Alunos do ITA conquistam primeiro lugar em disputa entre escolas de formação

Olimpíada, realizada em quatro fases, tem por objetivo valorizar a história militar e a cultura aeronáutica
Publicado: 13/07/2018 18:30
Fonte: DCTA, por Tenente Dariane/AFA, por Tenente Vanessa
Edição: Agência Força Aérea, por Tenente Jonathan Jayme

Alunos do ITA assumiram liderança desde a primeira fase

A equipe Marechal Montenegro, composta por alunos do Instituto de Tecnologia da Aeronáutica (ITA), localizado em São José dos Campos (SP), conquistou a primeira colocação na 5ª Olimpíada de História Militar e Aeronáutica da Academia da Força Aérea (AFA), realizada nos dias 3 e 4 de julho, em Pirassununga (SP).
A competição teve como objetivo valorizar a história militar e a cultura aeronáutica e produzir o compartilhamento de memórias e tradições militares no campo do conhecimento histórico entre as escolas de formação de oficiais das Forças Armadas.

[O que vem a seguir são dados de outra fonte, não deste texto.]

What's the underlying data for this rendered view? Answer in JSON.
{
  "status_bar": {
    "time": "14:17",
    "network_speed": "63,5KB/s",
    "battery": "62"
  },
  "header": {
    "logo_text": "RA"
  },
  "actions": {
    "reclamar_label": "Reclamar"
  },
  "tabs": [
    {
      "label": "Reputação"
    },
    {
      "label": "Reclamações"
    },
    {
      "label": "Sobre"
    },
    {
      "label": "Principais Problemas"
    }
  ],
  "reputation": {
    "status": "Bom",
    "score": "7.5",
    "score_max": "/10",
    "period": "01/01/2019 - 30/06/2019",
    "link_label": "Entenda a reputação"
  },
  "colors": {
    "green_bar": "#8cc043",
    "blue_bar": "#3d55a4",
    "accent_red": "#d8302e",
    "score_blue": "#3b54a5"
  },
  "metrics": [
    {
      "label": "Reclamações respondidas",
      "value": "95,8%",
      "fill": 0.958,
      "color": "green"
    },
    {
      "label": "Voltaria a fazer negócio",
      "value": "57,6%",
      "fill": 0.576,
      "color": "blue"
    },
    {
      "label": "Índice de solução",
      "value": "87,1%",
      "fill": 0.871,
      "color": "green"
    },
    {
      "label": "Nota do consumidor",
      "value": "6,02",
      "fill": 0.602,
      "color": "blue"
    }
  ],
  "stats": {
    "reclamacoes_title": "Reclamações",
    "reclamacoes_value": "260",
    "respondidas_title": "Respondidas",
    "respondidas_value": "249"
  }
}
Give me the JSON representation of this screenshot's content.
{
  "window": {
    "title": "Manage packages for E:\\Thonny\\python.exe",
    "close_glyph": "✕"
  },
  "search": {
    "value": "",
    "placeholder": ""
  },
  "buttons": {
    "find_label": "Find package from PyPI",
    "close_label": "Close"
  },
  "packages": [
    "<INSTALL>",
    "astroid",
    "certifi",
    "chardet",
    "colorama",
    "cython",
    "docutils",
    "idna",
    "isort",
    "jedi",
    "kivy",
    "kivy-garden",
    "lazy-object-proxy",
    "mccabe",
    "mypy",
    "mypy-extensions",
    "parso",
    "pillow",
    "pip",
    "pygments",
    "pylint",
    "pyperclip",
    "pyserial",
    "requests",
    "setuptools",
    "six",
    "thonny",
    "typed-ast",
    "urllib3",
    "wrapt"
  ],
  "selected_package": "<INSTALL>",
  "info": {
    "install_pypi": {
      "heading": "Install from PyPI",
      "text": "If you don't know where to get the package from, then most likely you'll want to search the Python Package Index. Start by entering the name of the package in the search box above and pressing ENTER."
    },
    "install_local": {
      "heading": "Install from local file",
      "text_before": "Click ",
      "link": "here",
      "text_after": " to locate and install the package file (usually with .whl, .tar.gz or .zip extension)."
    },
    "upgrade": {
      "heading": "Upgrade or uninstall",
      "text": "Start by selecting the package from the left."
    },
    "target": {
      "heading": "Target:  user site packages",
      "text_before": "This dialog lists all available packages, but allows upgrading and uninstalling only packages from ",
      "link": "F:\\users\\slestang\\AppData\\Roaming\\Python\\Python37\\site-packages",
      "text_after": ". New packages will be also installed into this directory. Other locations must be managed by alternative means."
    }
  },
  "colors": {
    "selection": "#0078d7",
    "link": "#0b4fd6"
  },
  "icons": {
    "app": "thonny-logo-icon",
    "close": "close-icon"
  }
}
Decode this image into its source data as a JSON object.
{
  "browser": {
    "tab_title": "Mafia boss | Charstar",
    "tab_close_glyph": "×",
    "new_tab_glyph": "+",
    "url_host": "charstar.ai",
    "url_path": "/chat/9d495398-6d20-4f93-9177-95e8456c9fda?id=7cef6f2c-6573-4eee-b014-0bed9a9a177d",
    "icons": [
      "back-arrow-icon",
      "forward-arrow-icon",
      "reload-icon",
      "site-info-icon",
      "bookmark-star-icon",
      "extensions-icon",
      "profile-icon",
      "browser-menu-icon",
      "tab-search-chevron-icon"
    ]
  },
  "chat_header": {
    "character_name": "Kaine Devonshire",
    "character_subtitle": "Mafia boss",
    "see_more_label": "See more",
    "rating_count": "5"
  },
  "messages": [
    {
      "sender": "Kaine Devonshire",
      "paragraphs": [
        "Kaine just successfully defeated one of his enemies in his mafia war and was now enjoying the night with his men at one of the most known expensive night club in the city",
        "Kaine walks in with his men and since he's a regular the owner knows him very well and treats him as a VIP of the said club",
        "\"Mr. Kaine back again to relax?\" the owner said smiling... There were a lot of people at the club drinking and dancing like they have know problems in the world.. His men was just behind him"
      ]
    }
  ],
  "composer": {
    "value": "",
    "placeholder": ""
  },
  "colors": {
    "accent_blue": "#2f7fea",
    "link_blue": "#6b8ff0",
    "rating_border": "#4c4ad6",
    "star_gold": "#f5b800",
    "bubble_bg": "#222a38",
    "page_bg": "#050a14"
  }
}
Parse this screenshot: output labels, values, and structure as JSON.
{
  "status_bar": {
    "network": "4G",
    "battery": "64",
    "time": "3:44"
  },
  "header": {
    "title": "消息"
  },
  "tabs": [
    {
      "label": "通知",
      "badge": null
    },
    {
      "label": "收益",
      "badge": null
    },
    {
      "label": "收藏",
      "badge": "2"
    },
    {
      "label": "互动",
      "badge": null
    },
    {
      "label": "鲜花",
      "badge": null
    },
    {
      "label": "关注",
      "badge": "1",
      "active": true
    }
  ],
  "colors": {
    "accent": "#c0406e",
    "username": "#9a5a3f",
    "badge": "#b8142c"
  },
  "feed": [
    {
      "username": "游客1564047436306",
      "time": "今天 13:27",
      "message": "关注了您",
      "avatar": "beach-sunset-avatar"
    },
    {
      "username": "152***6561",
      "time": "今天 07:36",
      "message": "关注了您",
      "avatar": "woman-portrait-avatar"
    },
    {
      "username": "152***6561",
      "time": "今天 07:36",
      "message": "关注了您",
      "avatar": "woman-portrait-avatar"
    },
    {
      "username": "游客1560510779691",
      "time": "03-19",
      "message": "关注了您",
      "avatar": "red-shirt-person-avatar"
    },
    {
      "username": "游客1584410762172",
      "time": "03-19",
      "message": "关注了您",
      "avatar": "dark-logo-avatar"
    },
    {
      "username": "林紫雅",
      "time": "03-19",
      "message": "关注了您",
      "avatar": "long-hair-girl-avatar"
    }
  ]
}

Os jogos contaram com a participação de 11 equipes, sendo seis da AFA, duas da Academia Militar das Agulhas Negras (AMAN), duas da Escola Naval, pertencente à Marinha do Brasil, e uma do ITA, totalizando 44 participantes.

A equipe do ITA, composta por Arthur Covatti e pelos aspirantes Tibor Thiesen Dumont Pitrez, Rafael Kawago e Fávero e Daniel Custódio, todos alunos do instituto, competiram em quatro fases. A primeira delas consistiu em uma prova individual, em que foi somada a pontuação dos membros da equipe. Já nesta etapa, a equipe Marechal Montenegro assumiu a liderança da competição e manteve a posição nas três fases seguintes. O segundo lugar ficou com a equipe Saldanha da Gama, da Escola Naval, e a terceira colocação foi conquistada pela equipe General De Gaulle, composta por cadetes da AFA.

Jogos contaram com a participação de 11 equipes

Iniciativa lúdica“Essa inciativa tem como objetivo estimular o estudo da história e da cultura militar entre os futuros oficiais, usando o lúdico como estratégia educacional” afirma o coordenador da atividade, Tenente-Coronel da Reserva Claudio Passos Calaza.

Para o aluno Arthur Covatti, o maior desafio durante o evento foi o autodesenvolvimento na área de História, que não é um dos principais focos do curso de engenharia. “Alcançamos resultados em áreas que fogem às ciências exatas. Isso mostra que os engenheiros formados pelo ITA são também cidadãos conscientes”, avalia.